Sea Tube Shenanigans

Sea Tube-1Sea Tube-4

I saw a picture in the guidebook to climbing in Pembrokeshire of a woman looking slightly stressed and surrounded by rock and thought : “there’s no way I’m doing that, it looks more like caving and I’m scared of enclosed spaces”. Over the next couple of days I kept being drawn back to that page and the diagram of the route going in and out of the rock and I wanted to see what it looked like in real life. And I wanted to do something a bit different and exciting. Howard, one of our fellow climbers, asssured me that it was “more like tunnelling than caving” which for some reason made me feel more enthusiastic about doing it. I have since realised that Howard’s soothing tones and deadpan understatement are not to be trusted.

Finding ourselves very near this route one day me and Rob decided to give it a go. We offered our friend Henry the chance to join us and he said that he was “not terribly keen” so we left the rest of the club members and set off to find the Sea tube. The problem was that it’s by its very nature hidden inside the rock so a lot of wandering about the cliff top ensued. This culminated in my standing on a headland and gesturing to Rob “left a bit, right a bit..” until he was above it. Like a rocky episode of Golden Shot for you 70’s kids.

We then (mainly Rob) set up an abseil which took ages as some of the rocks were rather loose and unconvincing. Eventually Rob abseiled down and stood on the beach. He was doing a lot of arm flapping at this point and I could tell that he wasn’t sure about something but I didn’t know what. He then indicated that I should follow and I went down past the entrance to the sea tube and down to the beach. The issue was that it wasn’t much of a beach by then, more of a shallow sea with waves washing right up to the cliff. We’d intended to climb at low tide but with all the faffing the tide had now turned and it comes in super fast as we’d seen in the previous few days. There had been talk of it having the second highest tidal coefficient in the world.

We considered our options, going back up the ab rope was one, but that seemed like hard work. And would have been very disappointing and probably quite slow. So we decided to climb it. There was a slab from the beach up to the mouth of the tube that had been washed very smooth by the sea and was beautiful. We ran through the water and got up that and set up  a belay at the bottom of the tube. The view over to the rocks looking out to the left of this stance was amazing, all bits of rock and sky and sea making spectacular shapes jumbled together.

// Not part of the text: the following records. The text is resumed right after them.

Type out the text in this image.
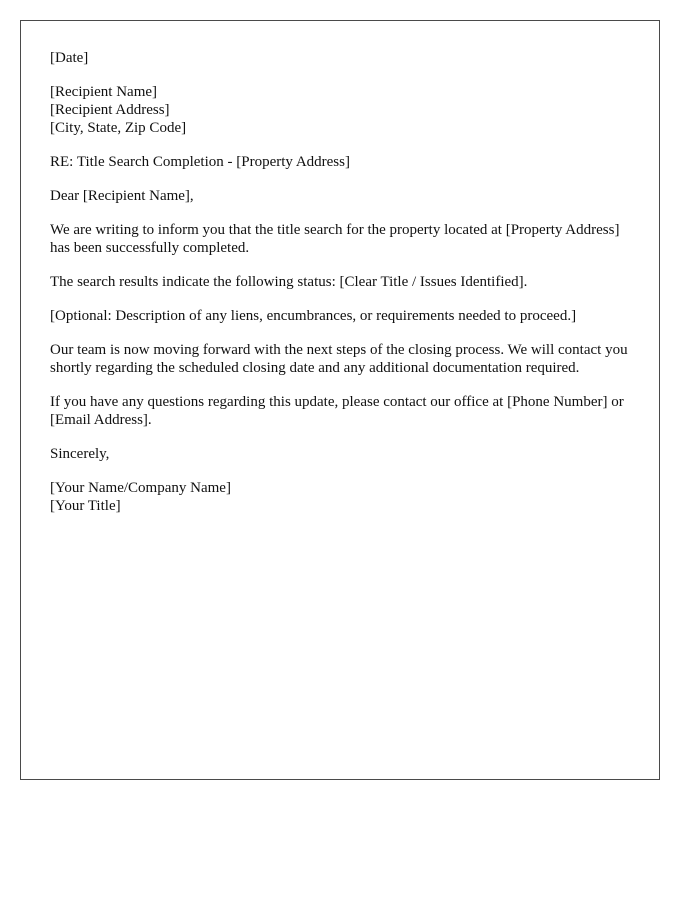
[Date]

[Recipient Name]
[Recipient Address]
[City, State, Zip Code]

RE: Title Search Completion - [Property Address]

Dear [Recipient Name],

We are writing to inform you that the title search for the property located at [Property Address] has been successfully completed.

The search results indicate the following status: [Clear Title / Issues Identified].

[Optional: Description of any liens, encumbrances, or requirements needed to proceed.]

Our team is now moving forward with the next steps of the closing process. We will contact you shortly regarding the scheduled closing date and any additional documentation required.

If you have any questions regarding this update, please contact our office at [Phone Number] or [Email Address].

Sincerely,

[Your Name/Company Name]
[Your Title]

The entrance to the tube was intimidatingly narrow and steep and smooth. I decided that I didn’t want to lead it with the time pressure but neither did I want to belay just above an incoming tide for  too long. I was feeling a bit sick at the thought of being inside the tube with the sea coming up into it. I started planning my escape from the belay if the tide came up to where I was and settled on swimming out. We decided to do it in two pitches as there was a good stance at the end of the first tube.

Rob then set off and squirmed his way into the tube. The getting in was tricky but once in it was possible to brace body parts against the sides of the rock and feel fairly secure. He told me it was like crawling but the angle was fairly steep and never felt like a crawl to me. More of an undignified vertical grovel. The good thing was that we could see the end of it and it was fairly light inside so I didn’t get too terrified. I still laughed slightly hysterically once I’d got my body into the tube. Then I sang a bit to keep myself  happy. The surface at the bottom was smooth and rippled so I did imagine that I might be squeezing myself through a giant colon. I had thought of rebirth but constipation might be more apt. Before leaving that tube I vowed never to go caving, I think I’d go into full on panic underground in the dark.

Once we’d both escaped the first tube I led the second one which was a breeze, much wider. By the time I got out of it I was so relieved that I scrambled up the rest of the climb to the top without placing any more gear and was then far above the abseil point so I had another scramble back down and belayed Rob from there. Done and dusted, my strangest climb so far. It was exciting and a bit crazy and I’d love to try another one. Just not yet.